Wer in Baden-Baden in einer Kueche steht, kocht selten gegen die Wand. Die Stadt hat 55.000 Einwohner, ein Casino mit internationalem Ruf, ein Festspielhaus, eine Kurliste, die seit dem 19. Jahrhundert Welt-Adel anzieht, und eine Gastronomie-Dichte, die fuer diese Groesse fast absurd wirkt. Im Hintergrund all dieser Haeuser steht eine Struktur, die kaum jemand ausserhalb der Branche kennt: der Kochverein Baden-Baden e.V., gefuehrt als ZV 702 im Verband der Koeche Deutschlands. 91 Mitglieder, ein Vorsitzender seit ueber 20 Jahren, und eine Funktion, die fuer Singles in der Gastronomie wichtiger ist, als die meisten ahnen.
Kochverein Baden-Baden: Wer hier organisiert ist
Klaus W. Pfeiffer steht seit 2004 an der Spitze des Vereins. Diese Amtsdauer ist in Branchenvereinen ungewoehnlich und zeigt, dass die Mitglieder seine Arbeit mittragen. Stellvertreter ist Helmut Schneider, den Jugendbereich verantwortet Gerd Astor, Schriftfuehrerin ist Martina Gimmler, Kassenwart Thomas Deichelbohrer. Reiner Schnell ist Ehrenpraesident und damit lebendiges Archiv der Vereinsgeschichte.

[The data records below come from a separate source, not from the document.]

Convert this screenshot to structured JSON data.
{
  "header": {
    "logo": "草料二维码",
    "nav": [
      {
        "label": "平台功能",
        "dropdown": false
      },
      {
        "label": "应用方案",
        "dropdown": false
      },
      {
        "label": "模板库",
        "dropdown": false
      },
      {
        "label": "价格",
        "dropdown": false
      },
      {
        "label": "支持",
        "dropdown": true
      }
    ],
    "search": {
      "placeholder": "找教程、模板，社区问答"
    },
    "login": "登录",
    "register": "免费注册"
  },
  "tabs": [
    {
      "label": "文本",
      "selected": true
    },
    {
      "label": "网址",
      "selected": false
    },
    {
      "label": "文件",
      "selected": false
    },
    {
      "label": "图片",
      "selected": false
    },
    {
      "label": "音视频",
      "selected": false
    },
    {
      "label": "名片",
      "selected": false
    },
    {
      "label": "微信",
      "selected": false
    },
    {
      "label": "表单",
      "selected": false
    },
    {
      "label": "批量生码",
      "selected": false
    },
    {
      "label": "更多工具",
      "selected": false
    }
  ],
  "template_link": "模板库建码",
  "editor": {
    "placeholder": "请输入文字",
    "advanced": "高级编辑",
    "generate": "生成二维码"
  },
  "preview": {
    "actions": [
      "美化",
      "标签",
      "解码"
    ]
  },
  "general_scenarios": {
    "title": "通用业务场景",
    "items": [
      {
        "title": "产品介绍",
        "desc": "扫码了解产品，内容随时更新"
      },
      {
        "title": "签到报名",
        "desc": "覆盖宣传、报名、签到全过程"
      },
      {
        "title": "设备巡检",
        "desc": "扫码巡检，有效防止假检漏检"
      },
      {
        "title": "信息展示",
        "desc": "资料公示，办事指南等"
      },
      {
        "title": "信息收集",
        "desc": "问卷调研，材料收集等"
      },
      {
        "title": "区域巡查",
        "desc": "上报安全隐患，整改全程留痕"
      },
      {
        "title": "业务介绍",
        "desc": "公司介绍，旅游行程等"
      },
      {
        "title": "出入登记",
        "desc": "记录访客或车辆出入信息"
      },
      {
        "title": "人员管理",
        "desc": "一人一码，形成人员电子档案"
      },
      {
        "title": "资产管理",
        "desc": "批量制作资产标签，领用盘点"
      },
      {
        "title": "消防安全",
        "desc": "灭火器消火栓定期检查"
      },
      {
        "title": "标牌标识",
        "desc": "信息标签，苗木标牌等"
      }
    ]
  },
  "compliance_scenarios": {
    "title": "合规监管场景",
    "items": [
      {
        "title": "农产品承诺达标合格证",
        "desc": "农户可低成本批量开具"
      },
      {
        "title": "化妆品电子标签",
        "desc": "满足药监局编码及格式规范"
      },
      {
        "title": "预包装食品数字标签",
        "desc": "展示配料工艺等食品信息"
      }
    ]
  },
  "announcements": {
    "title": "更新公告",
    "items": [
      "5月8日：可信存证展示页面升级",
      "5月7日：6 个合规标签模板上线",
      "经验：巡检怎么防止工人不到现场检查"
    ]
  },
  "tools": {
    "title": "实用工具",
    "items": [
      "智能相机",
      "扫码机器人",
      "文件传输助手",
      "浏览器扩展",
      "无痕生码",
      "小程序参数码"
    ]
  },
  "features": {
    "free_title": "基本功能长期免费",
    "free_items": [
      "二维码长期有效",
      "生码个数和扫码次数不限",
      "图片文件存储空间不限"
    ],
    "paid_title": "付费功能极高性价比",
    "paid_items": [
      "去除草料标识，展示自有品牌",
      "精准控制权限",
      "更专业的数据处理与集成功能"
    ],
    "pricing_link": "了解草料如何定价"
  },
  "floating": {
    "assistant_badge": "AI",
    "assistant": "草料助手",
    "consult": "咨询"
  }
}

Die rund 91 Mitglieder verteilen sich auf Sterne-Restaurants, Hotelkuechen, Caterings, Berufsschulen und ehemalige Aktive, die dem Verein verbunden bleiben. Treffen finden in regelmaessigen Abstaenden statt, dazu kommen Wettbewerbe auf Landesebene des Landesverbandes Baden-Wuerttemberg und Begegnungen mit anderen Zweigvereinen. Wer einmal beigetreten ist, hat einen Anker, der ueber den eigenen Arbeitgeber hinaus traegt.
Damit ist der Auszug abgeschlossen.